I can't help but wonder though if all of the backlash to Clark's admittedly foolish comments are missing the mark. Which one of us, especially the politicians and political commentators in the bunch, can truly look in the mirror and say that the state of government in our society today is not a little bit perverted? If there is an "unhealthy" discourse in politics, which leads to gridlock and general systemic barriers, why are we not talking about those problems?

Of course it is easy to understand how many people can interpret Clark's comments out of context. Consider:

"I try never to go over [to Victoria]," she says. "Because it's sick. It's a sick culture. All they can think about is government and there are no real people in Victoria, and you get captured by this inside-the-beltway debate, and it's really unhealthy."

She certainly knows how to give ammunition to her opponents.

B.C. NDP MLA John Horgan is quoted as arguing that Clark's comments exemplify a lack of genuineness in her as a leader, and that it is "little wonder that the Liberals have little support on Vancouver Island."

National Post columnist Brian Hutchinson links Clark's comments to her government's decision to cancel the provincial legislature sitting for this fall, which itself is, as Hutchinson is not wrong to argue, "unhealthy."

B.C. NDP leader Adrian Dix characterizes the cancellation of the fall session as embarrassing.

Maybe Clark, although no doubt inadvertently, is getting at something more profound here. It is a bit of a stretch to assume that the "sick culture" to which she refers encapsulates the city of Victoria and its general residents, which is the accusation that Horgan levels. More likely Clark was using "Victoria" to denote the culture of provincial politics -- a point she herself has since confirmed. Anyone who has ever worked in a government town before knows that the bureaucracy of it all can drive anyone mad at times.

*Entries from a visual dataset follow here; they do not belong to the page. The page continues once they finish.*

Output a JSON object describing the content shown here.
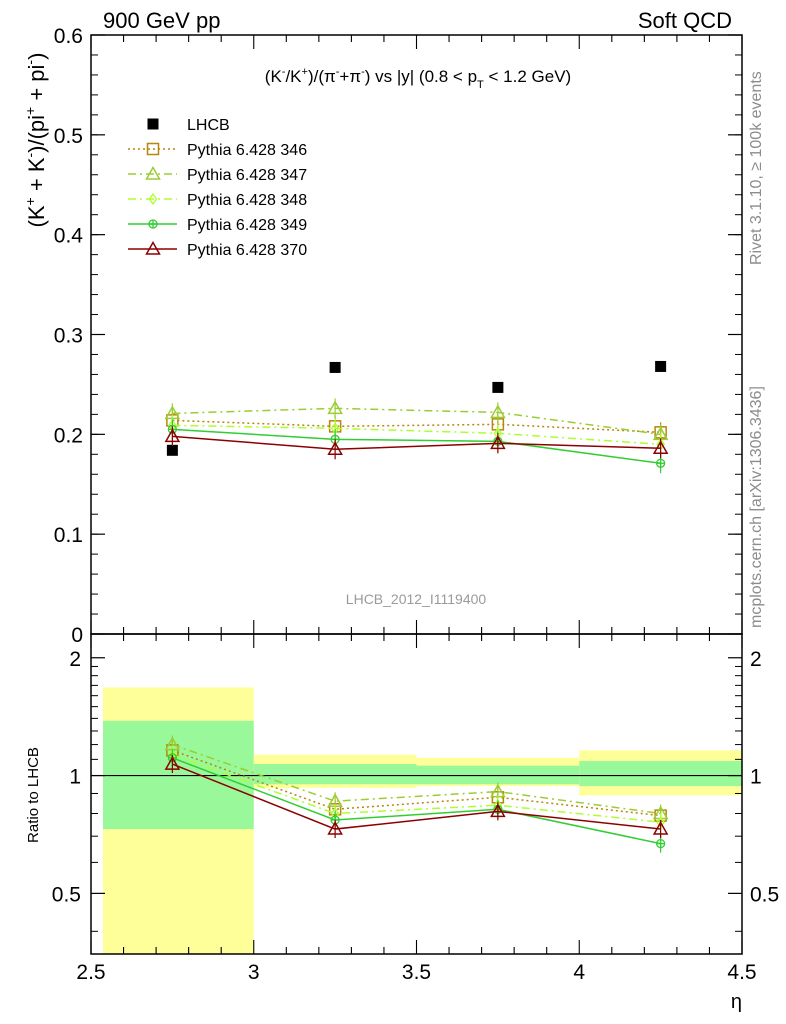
{
  "header": {
    "left": "900 GeV pp",
    "right": "Soft QCD"
  },
  "side_labels": {
    "rivet": "Rivet 3.1.10, ≥ 100k events",
    "mcplots": "mcplots.cern.ch [arXiv:1306.3436]"
  },
  "chart_data": [
    {
      "type": "scatter",
      "title": "(K⁻/K⁺)/(π⁻+π⁻) vs |y| (0.8 < p_T < 1.2 GeV)",
      "title_parts": {
        "pre": "(K",
        "k1": "-",
        "mid1": "/K",
        "k2": "+",
        "mid2": ")/(π",
        "p1": "-",
        "mid3": "+π",
        "p2": "-",
        "post": ") vs |y| (0.8 < p",
        "sub": "T",
        "tail": " < 1.2 GeV)"
      },
      "ylabel": "(K⁺ + K⁻)/(pi⁺ + pi⁻)",
      "ylabel_parts": {
        "a": "(K",
        "s1": "+",
        "b": " + K",
        "s2": "-",
        "c": ")/(pi",
        "s3": "+",
        "d": " + pi",
        "s4": "-",
        "e": ")"
      },
      "xlabel": "",
      "xlim": [
        2.5,
        4.5
      ],
      "ylim": [
        0,
        0.6
      ],
      "yticks": [
        "0",
        "0.1",
        "0.2",
        "0.3",
        "0.4",
        "0.5",
        "0.6"
      ],
      "watermark": "LHCB_2012_I1119400",
      "legend_position": "top-left",
      "x": [
        2.75,
        3.25,
        3.75,
        4.25
      ],
      "series": [
        {
          "name": "LHCB",
          "values": [
            0.184,
            0.267,
            0.247,
            0.268
          ],
          "color": "#000000",
          "marker": "filled-square"
        },
        {
          "name": "Pythia 6.428 346",
          "values": [
            0.214,
            0.208,
            0.21,
            0.202
          ],
          "color": "#b8860b",
          "marker": "open-square",
          "dash": "dotted"
        },
        {
          "name": "Pythia 6.428 347",
          "values": [
            0.221,
            0.226,
            0.222,
            0.2
          ],
          "color": "#9acd32",
          "marker": "open-triangle",
          "dash": "dash-dot"
        },
        {
          "name": "Pythia 6.428 348",
          "values": [
            0.209,
            0.206,
            0.201,
            0.19
          ],
          "color": "#adff2f",
          "marker": "diamond",
          "dash": "dash-dot"
        },
        {
          "name": "Pythia 6.428 349",
          "values": [
            0.205,
            0.195,
            0.193,
            0.171
          ],
          "color": "#32cd32",
          "marker": "crossed-circle",
          "dash": "solid"
        },
        {
          "name": "Pythia 6.428 370",
          "values": [
            0.198,
            0.185,
            0.191,
            0.186
          ],
          "color": "#8b0000",
          "marker": "open-triangle",
          "dash": "solid"
        }
      ]
    },
    {
      "type": "line",
      "ylabel": "Ratio to LHCB",
      "xlabel": "η",
      "xlim": [
        2.5,
        4.5
      ],
      "ylim": [
        0.35,
        2.3
      ],
      "log_y": true,
      "xticks": [
        "2.5",
        "3",
        "3.5",
        "4",
        "4.5"
      ],
      "yticks": [
        "0.5",
        "1",
        "2"
      ],
      "bands": [
        {
          "x0": 2.5,
          "x1": 3.0,
          "inner": [
            0.73,
            1.38
          ],
          "outer": [
            0.35,
            1.68
          ]
        },
        {
          "x0": 3.0,
          "x1": 3.5,
          "inner": [
            0.95,
            1.07
          ],
          "outer": [
            0.93,
            1.13
          ]
        },
        {
          "x0": 3.5,
          "x1": 4.0,
          "inner": [
            0.95,
            1.06
          ],
          "outer": [
            0.94,
            1.11
          ]
        },
        {
          "x0": 4.0,
          "x1": 4.5,
          "inner": [
            0.94,
            1.09
          ],
          "outer": [
            0.89,
            1.16
          ]
        }
      ],
      "x": [
        2.75,
        3.25,
        3.75,
        4.25
      ],
      "series": [
        {
          "name": "Pythia 6.428 346",
          "values": [
            1.16,
            0.82,
            0.88,
            0.79
          ]
        },
        {
          "name": "Pythia 6.428 347",
          "values": [
            1.2,
            0.86,
            0.91,
            0.8
          ]
        },
        {
          "name": "Pythia 6.428 348",
          "values": [
            1.13,
            0.8,
            0.84,
            0.76
          ]
        },
        {
          "name": "Pythia 6.428 349",
          "values": [
            1.11,
            0.77,
            0.82,
            0.67
          ]
        },
        {
          "name": "Pythia 6.428 370",
          "values": [
            1.07,
            0.73,
            0.81,
            0.73
          ]
        }
      ]
    }
  ]
}
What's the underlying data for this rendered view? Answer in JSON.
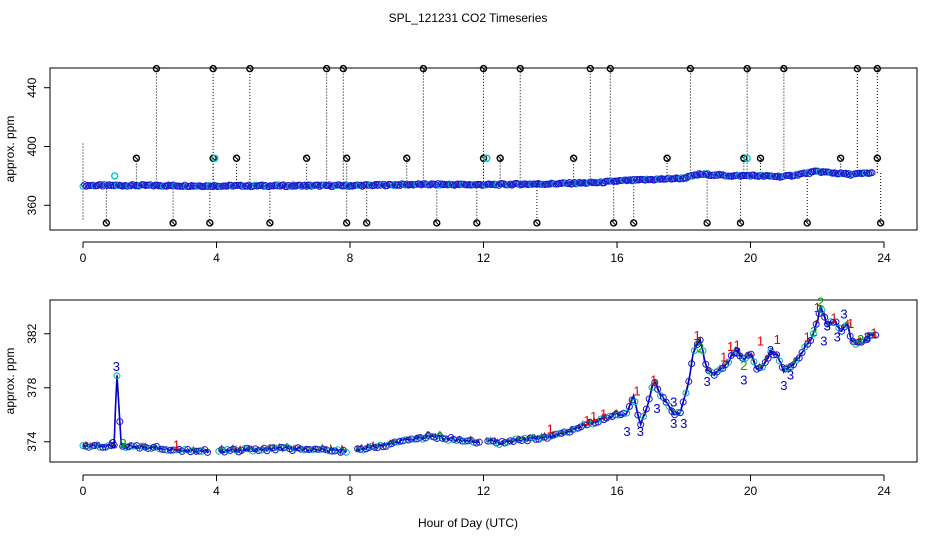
{
  "title": "SPL_121231  CO2 Timeseries",
  "xlabel": "Hour of Day (UTC)",
  "chart_data": [
    {
      "type": "scatter",
      "panel": "top",
      "ylabel": "approx. ppm",
      "xlim": [
        0,
        24
      ],
      "ylim": [
        345,
        455
      ],
      "xticks": [
        0,
        4,
        8,
        12,
        16,
        20,
        24
      ],
      "yticks": [
        360,
        400,
        440
      ],
      "baseline": [
        [
          0,
          373.5
        ],
        [
          2,
          373.5
        ],
        [
          4,
          373.2
        ],
        [
          6,
          373.3
        ],
        [
          8,
          373.4
        ],
        [
          10,
          374.2
        ],
        [
          12,
          374.0
        ],
        [
          14,
          374.6
        ],
        [
          15.5,
          375.5
        ],
        [
          16,
          376.5
        ],
        [
          17,
          377.5
        ],
        [
          18,
          378.5
        ],
        [
          18.5,
          381.2
        ],
        [
          19.5,
          380.0
        ],
        [
          20,
          380.2
        ],
        [
          21,
          379.5
        ],
        [
          22,
          383.0
        ],
        [
          23,
          381.0
        ],
        [
          23.6,
          382.0
        ]
      ],
      "series": [
        {
          "name": "spike",
          "color": "#000000",
          "x": [
            2.2,
            3.9,
            5.0,
            7.3,
            7.8,
            10.2,
            12.0,
            13.1,
            15.2,
            15.8,
            18.2,
            19.9,
            21.0,
            23.2,
            23.8
          ],
          "values": [
            453,
            453,
            453,
            453,
            453,
            453,
            453,
            453,
            453,
            453,
            453,
            453,
            453,
            453,
            453
          ]
        },
        {
          "name": "mid",
          "color": "#000000",
          "x": [
            1.6,
            3.9,
            4.6,
            6.7,
            7.9,
            9.7,
            12.0,
            12.5,
            14.7,
            17.5,
            19.8,
            20.3,
            22.7,
            23.8
          ],
          "values": [
            392,
            392,
            392,
            392,
            392,
            392,
            392,
            392,
            392,
            392,
            392,
            392,
            392,
            392
          ]
        },
        {
          "name": "low",
          "color": "#000000",
          "x": [
            0.7,
            2.7,
            3.8,
            5.6,
            7.9,
            8.5,
            10.6,
            11.8,
            13.6,
            15.9,
            16.5,
            18.7,
            19.7,
            21.7,
            23.9
          ],
          "values": [
            348,
            348,
            348,
            348,
            348,
            348,
            348,
            348,
            348,
            348,
            348,
            348,
            348,
            348,
            348
          ]
        },
        {
          "name": "cyan",
          "color": "#00c8c8",
          "x": [
            3.95,
            12.1,
            19.9,
            0.95
          ],
          "values": [
            392,
            392,
            392,
            380
          ]
        }
      ]
    },
    {
      "type": "line",
      "panel": "bottom",
      "ylabel": "approx. ppm",
      "xlim": [
        0,
        24
      ],
      "ylim": [
        372.5,
        384.5
      ],
      "xticks": [
        0,
        4,
        8,
        12,
        16,
        20,
        24
      ],
      "yticks": [
        374,
        378,
        382
      ],
      "labels": {
        "a": "1",
        "b": "2",
        "c": "3"
      },
      "series": [
        {
          "name": "blue",
          "color": "#0000cc",
          "points": [
            [
              0,
              373.7
            ],
            [
              0.6,
              373.6
            ],
            [
              0.95,
              373.8
            ],
            [
              1.0,
              379.6
            ],
            [
              1.15,
              373.6
            ],
            [
              2,
              373.6
            ],
            [
              3,
              373.4
            ],
            [
              3.75,
              373.3
            ],
            [
              4.05,
              373.3
            ],
            [
              5,
              373.4
            ],
            [
              6,
              373.5
            ],
            [
              7,
              373.4
            ],
            [
              7.85,
              373.3
            ],
            [
              8.2,
              373.4
            ],
            [
              9,
              373.7
            ],
            [
              9.6,
              374.1
            ],
            [
              10.5,
              374.4
            ],
            [
              11,
              374.2
            ],
            [
              11.8,
              374.0
            ],
            [
              12.1,
              374.1
            ],
            [
              12.5,
              373.9
            ],
            [
              13,
              374.1
            ],
            [
              13.5,
              374.2
            ],
            [
              14,
              374.3
            ],
            [
              14.5,
              374.7
            ],
            [
              15,
              375.2
            ],
            [
              15.5,
              375.6
            ],
            [
              15.8,
              375.8
            ],
            [
              16.0,
              376.1
            ],
            [
              16.3,
              376.0
            ],
            [
              16.5,
              377.5
            ],
            [
              16.7,
              375.2
            ],
            [
              16.9,
              376.5
            ],
            [
              17.1,
              378.5
            ],
            [
              17.3,
              377.5
            ],
            [
              17.5,
              376.8
            ],
            [
              17.7,
              376.0
            ],
            [
              17.9,
              376.2
            ],
            [
              18.1,
              377.8
            ],
            [
              18.3,
              380.8
            ],
            [
              18.5,
              381.5
            ],
            [
              18.7,
              379.2
            ],
            [
              18.9,
              379.0
            ],
            [
              19.2,
              379.5
            ],
            [
              19.4,
              380.2
            ],
            [
              19.6,
              380.8
            ],
            [
              19.8,
              380.0
            ],
            [
              20.0,
              380.5
            ],
            [
              20.2,
              379.3
            ],
            [
              20.4,
              379.6
            ],
            [
              20.6,
              380.6
            ],
            [
              20.8,
              380.4
            ],
            [
              21.0,
              379.2
            ],
            [
              21.2,
              379.6
            ],
            [
              21.4,
              380.0
            ],
            [
              21.6,
              380.8
            ],
            [
              21.8,
              381.6
            ],
            [
              22.0,
              382.8
            ],
            [
              22.1,
              384.1
            ],
            [
              22.3,
              382.6
            ],
            [
              22.5,
              383.0
            ],
            [
              22.7,
              382.2
            ],
            [
              22.9,
              382.8
            ],
            [
              23.0,
              381.6
            ],
            [
              23.2,
              381.2
            ],
            [
              23.5,
              381.6
            ],
            [
              23.7,
              382.0
            ]
          ]
        },
        {
          "name": "green",
          "color": "#00a000",
          "offset": 0.25
        },
        {
          "name": "red",
          "color": "#e00000",
          "offset": 0.45
        }
      ]
    }
  ]
}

But even that is an oversimplification. If the über-partisan and rhetorical debates that have dominated headlines recently with the federal government's return to Parliament are any indication, then yes, we do know that the "politics of politics" creates a vitriolic and sometimes useless environment. Does this mean that we should give up hope, and just expect our politicians to not sit in the legislature to do their jobs? Of course not, and Clark is wrong to even attempt to argue otherwise. Then again going back to "business as usual" does not do anything to fix the problem inherent in our political system. Participating in an "unhealthy" discourse is only a marginal step above avoiding your job in the first place.

And here is where Clark's words, perhaps unintentionally, could have an impact: If the provincial legislature is an unproductive space of mud-slinging and pundit-dominated politics, let's acknowledge these problems and take that acknowledgement upon ourselves as an opportunity to reflect on ways that can make politics more productive and less rhetorical.

Both the Liberals and the NDP need to critically self-reflect how they contribute to this "unhealthy" environment, and although Clark's argument that spending more time with constituents is a better alternative is a copout to detract from the fact that she and her party are abdicating their responsibilities, merely criticizing her for avoiding Parliament is not sufficient.

Of course Clark shoots herself in the foot with the cancellation of Parliament, but in many ways, merely debating issues in the legislature can be no less "undemocratic." Simply arguing that the legislature should be back in session is the easy thing to do. The harder job is what nobody has addressed yet: what to do once you get there.